Intel C/C++ compilers complete adoption of LLVM

签署人: James R Reinders

发布日期: 08/09/2021

The next generation Intel C/C++ compilers are even better because they use the LLVM open source infrastructure.

LLVM helps us with our goal to offer the best C/C++ compilers for Intel architecture. The latest Intel C/C++ compilers, using LLVM, deliver faster compiler times, better optimizations, enhanced standards support, and support for GPU and FPGA offloading.

In this blog, I share information regarding our adoption of LLVM. I’ll discuss what it means for users of the compilers, why we did it, and the bright future ahead. While the Intel C/C++ compiler adoption of LLVM is complete, I will also share updates on the important (but not yet complete) Intel Fortran compiler adoption of LLVM.

The benefits of adopting LLVM are numerous. I will offer advice for upgrading from our classic compilers to our LLVM-based compilers. We are committed to making this as seamless as possible while yielding numerous benefits for developers who use the Intel compilers.

Benefits of adopting LLVM

Build Time Performance on Linux SPECrate 2017 Integer Suite 64 Bit (Estimated)The LLVM open source project is a collection of modular and reusable compiler and toolchain technologies supporting multiple processor architectures and programming languages. The Clang open source project provides a C/C++ frontend supporting the latest language standards for the LLVM project. LLVM, including Clang, are maintained by a large and very active development community.

There are many benefits in adopting LLVM, but let’s start with faster build times. Clang is fast. We all can appreciate that! We measured a 14% reduction in build times when using the Intel C/C++ compiler included in the Intel oneAPI 2021.3 toolkits. In addition to helping reduce build times, adoption of Clang has allowed us to contribute to, and benefit from, community efforts to support the latest C++ language standards.

Intel has a long history of contributing and supporting open source projects that includes a decade of contributions to LLVM. Our active collaborations today include optimization report additions, expanded floating-point model support, and enhanced vectorization. Intel contributes to LLVM projects directly, and we also have a staging area (Intel project for LLVM technology) for SYCL support. 

The performance of the Intel C/C++ compilers can be expected to give higher performance than the base clang+LLVM compilers for Intel architecture. The default for the Intel C/C++ compilers going forward are versions (icx) that have adopted the LLVM open source infrastructure. We continue our strong history of contributing to the clang and LLVM projects, including optimizations for LLVM and clang. Not all our optimization techniques get upstreamed—sometimes because they are too new, sometimes because they are very specific for Intel architecture. This is to be expected and is consistent with other compilers that have adopted LLVM.

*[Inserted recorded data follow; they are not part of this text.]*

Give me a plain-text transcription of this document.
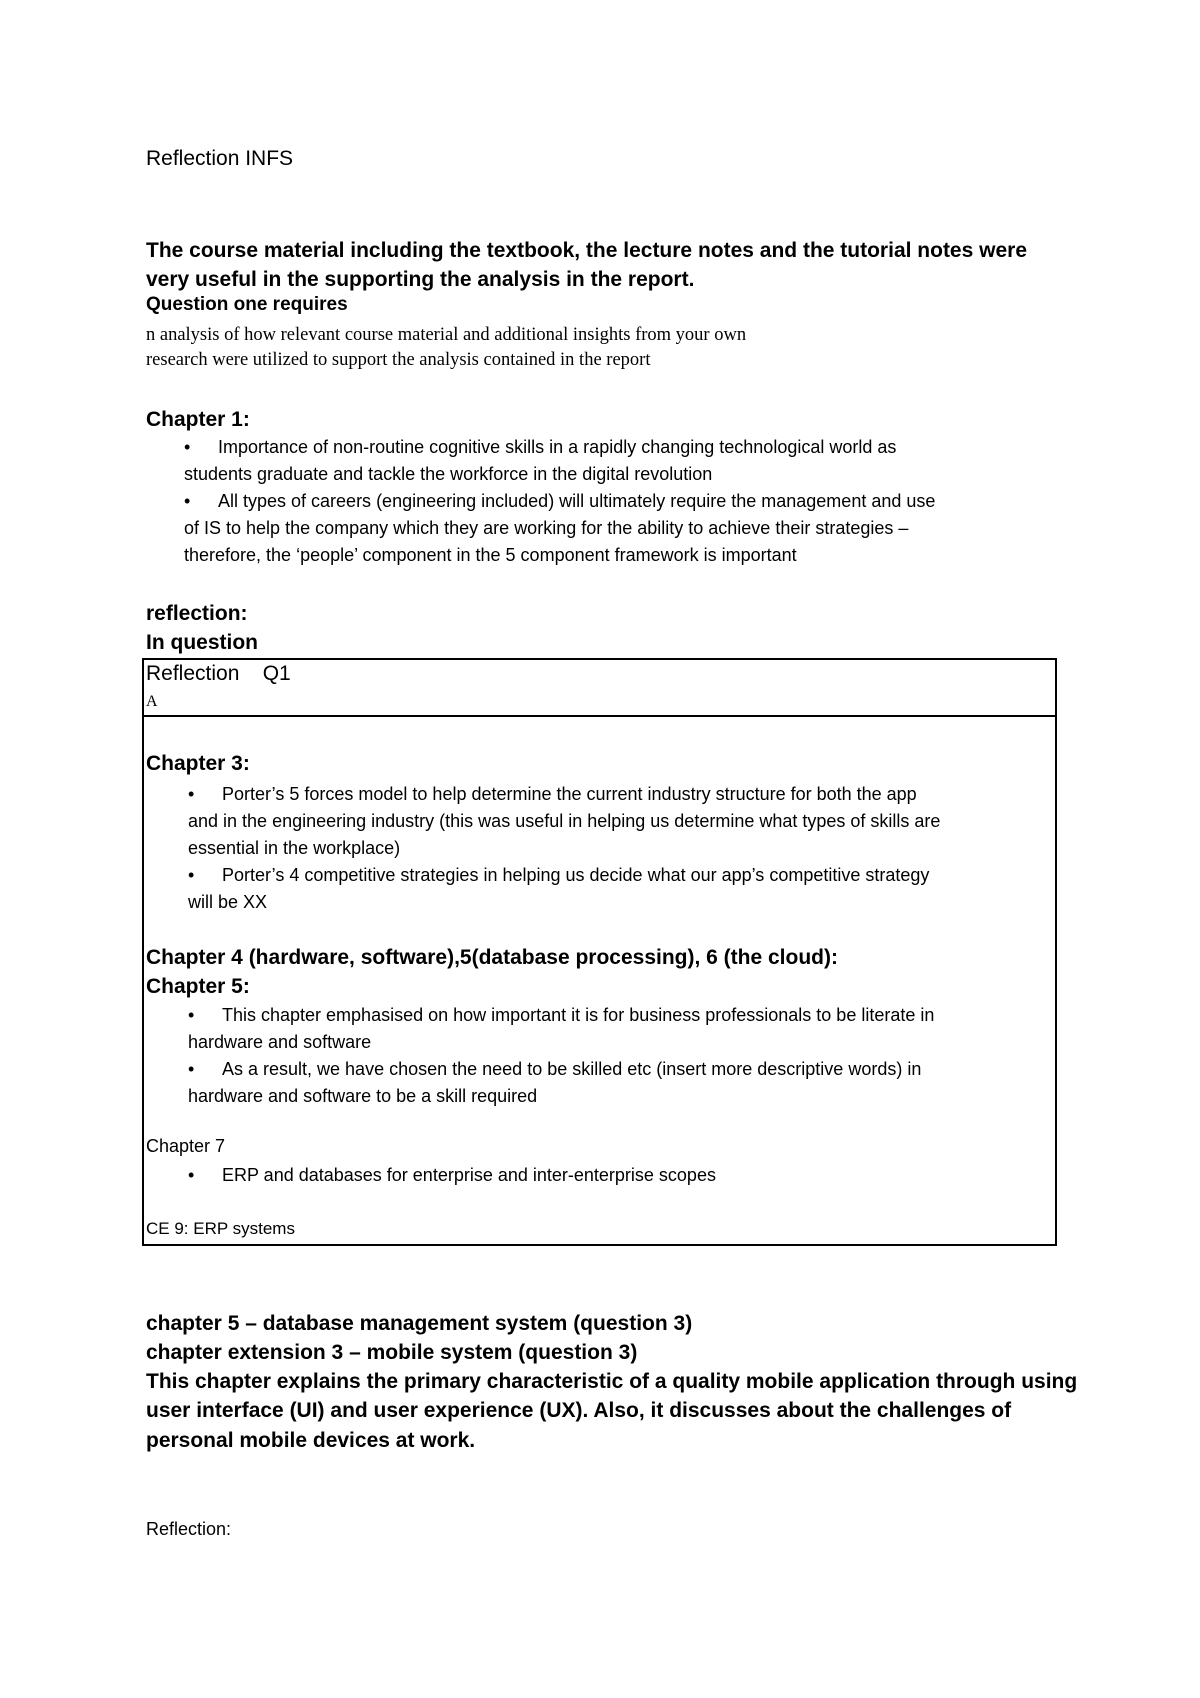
Reflection INFS
The course material including the textbook, the lecture notes and the tutorial notes were very useful in the supporting the analysis in the report.
Question one requires
n analysis of how relevant course material and additional insights from your own
research were utilized to support the analysis contained in the report
Chapter 1:
•	Importance of non-routine cognitive skills in a rapidly changing technological world as
students graduate and tackle the workforce in the digital revolution
•	All types of careers (engineering included) will ultimately require the management and use
of IS to help the company which they are working for the ability to achieve their strategies –
therefore, the ‘people’ component in the 5 component framework is important
reflection:
In question
Reflection    Q1
A
Chapter 3:
•	Porter’s 5 forces model to help determine the current industry structure for both the app
and in the engineering industry (this was useful in helping us determine what types of skills are
essential in the workplace)
•	Porter’s 4 competitive strategies in helping us decide what our app’s competitive strategy
will be XX
Chapter 4 (hardware, software),5(database processing), 6 (the cloud):
Chapter 5:
•	This chapter emphasised on how important it is for business professionals to be literate in
hardware and software
•	As a result, we have chosen the need to be skilled etc (insert more descriptive words) in
hardware and software to be a skill required
Chapter 7
•	ERP and databases for enterprise and inter-enterprise scopes
CE 9: ERP systems
chapter 5 – database management system (question 3)
chapter extension 3 – mobile system (question 3)
This chapter explains the primary characteristic of a quality mobile application through using
user interface (UI) and user experience (UX). Also, it discusses about the challenges of
personal mobile devices at work.
Reflection:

SPECrate 2017 INT (Estimated) Performance advantage relative to other compilers on Intel® Xeon Platinum 8380 ProcessorWith the latest Intel C/C++ compilers, released with the Intel oneAPI toolkits versions 2021.3, we made a series of performance measurements. Consistent with our objective to be the leading C/C++ compiler for Intel architecture, our measurements show Intel C/C++ compilers besting other options. We also beat ourselves: the new LLVM-based Intel C/C+ compiler matches or exceed the Intel C/C++ classic compiler. It’s time to upgrade the compiler you use! I share one examples here, and more of our measurements are included at the end of this blog.
 
Intel C/C++ compilers have a history of offering leadership performance. While the classic Intel C/C++ compiler shows a 18% advantage over gcc here, the LLVM-based Intel C/C++ compiler shows a 41% advantage.

To support Intel's evolving platforms, we are focusing new feature and hardware support in our LLVM-based compilers where we have added highly optimized support for GPUs and FPGAs alongside our continuing commitment to provide industry leading CPU optimizations. Our LLVM-based compilers are where we will have support for SYCL, C++20, OpenMP 5.1, and OpenMP GPU target device support.

We encourage users to take advantage of the faster build times, higher levels of optimization, and new capabilities by moving now to our LLVM-based C/C++ compilers. Intel is committed long-term to LLVM, to help with ongoing innovation, and our relentless pursuit of industry leading optimizations.

What happened to the Parallel Studio XE compilers?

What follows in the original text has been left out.